Fresh off performances last weekend in Aichi Prefecture, the pair bring “Pudique Acide / Extasis” — a major restaging of their first collaboration more than 20 years ago — to Arts Theater Kobe Dance Box on Nov. 2 and Saitama Arts Theater on Nov. 9.
The 70-minute work, which comprises two shows that each feature the same two dancers, reveals a special time in modern choreography. Created during the period of American Abstraction in dance, the productions continued the contemporary legacy begun with Francois Verret and Viola Farber, Merce Cunningham and Pina Bausch.
As Monnier explains: “These works really represent a specific moment in French dance history of the 1980s, and they reflect the spirit of that period — a relation between dance and theater, a very strict writing choreography and costumes influenced by punk fashion.
“These two pieces were created in New York and reflect the energy of that town as the energy of two young dancers who are discovering life and the dance scene.”
Set to music by Kurt Weill, who often worked with playwright Bertolt Brecht — including on “The Threepenny Opera,” which features his best-known song, “Mack the Knife” — and Bernard Hermann, a frequent collaborator with Alfred Hitchcock, both “Pudique Acide” and “Extasis” blend a strong narrative drive with the physical abstraction that is contemporary dance.
This time around, the pieces are performed by two fast-rising young French dancers, Sonai Darbois and Jonathan Pranlas. As Duroure explains in the program notes: “These two duos are complementary in how they touch the essentials. Dancing them requires total abandon.”
Monnier, who plans to meet contemporary dancers while in Japan by offering a special, free master class, told The Japan Times: “It has always been a dream to come here, as I have been to many places and theaters in Asia but strangely not yet to Japan.
“These two pieces were my first works. Since then I have done more than 35 creations that have toured in many countries all over the world. Now, of course, I feel much more mature but I am still always fragile as an artist who is searching and never satisfied.”

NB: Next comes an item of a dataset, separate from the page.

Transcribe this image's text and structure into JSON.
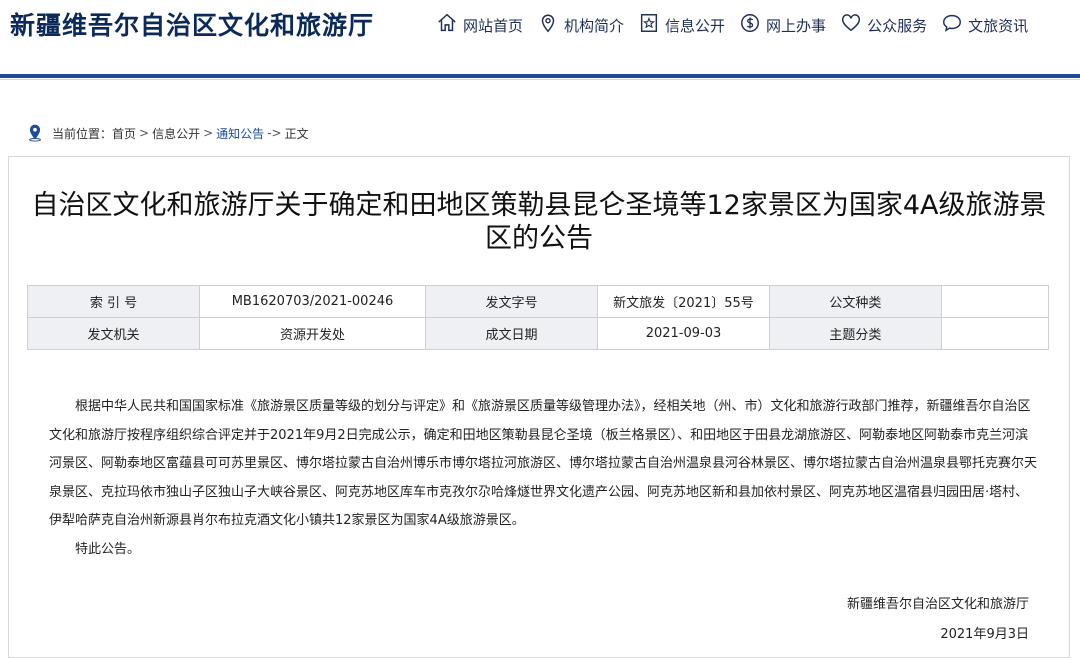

Currently the director of The Center for Choreography in the southern French city of Montpellier, Monnier’s chief focus is now with the next generation of contemporary dance. “The constant relation with the young artists is really important to me and helps me to continue to question myself and look for new formats of thinking and dancing and creating,” she explains.
With these performances in Japan, she says, she also wants to create bridges for the future. “I hope the Japanese audience will understand and enjoy the work,” she says. “I hope I will meet some artists, and I hope for some artistic exchanges for contemporary dance between Japan and Montpellier.”
“Pudique Acide / Extasis” will be performed on Nov. 2 at Arts Theater Kobe Dance Box (www.db-dancebox.org; 078-646-7044) and on Nov. 9 at Saitama Arts Theater (www.saf.or.jp; 048-858-5500). Ticket prices range up to ¥3,500.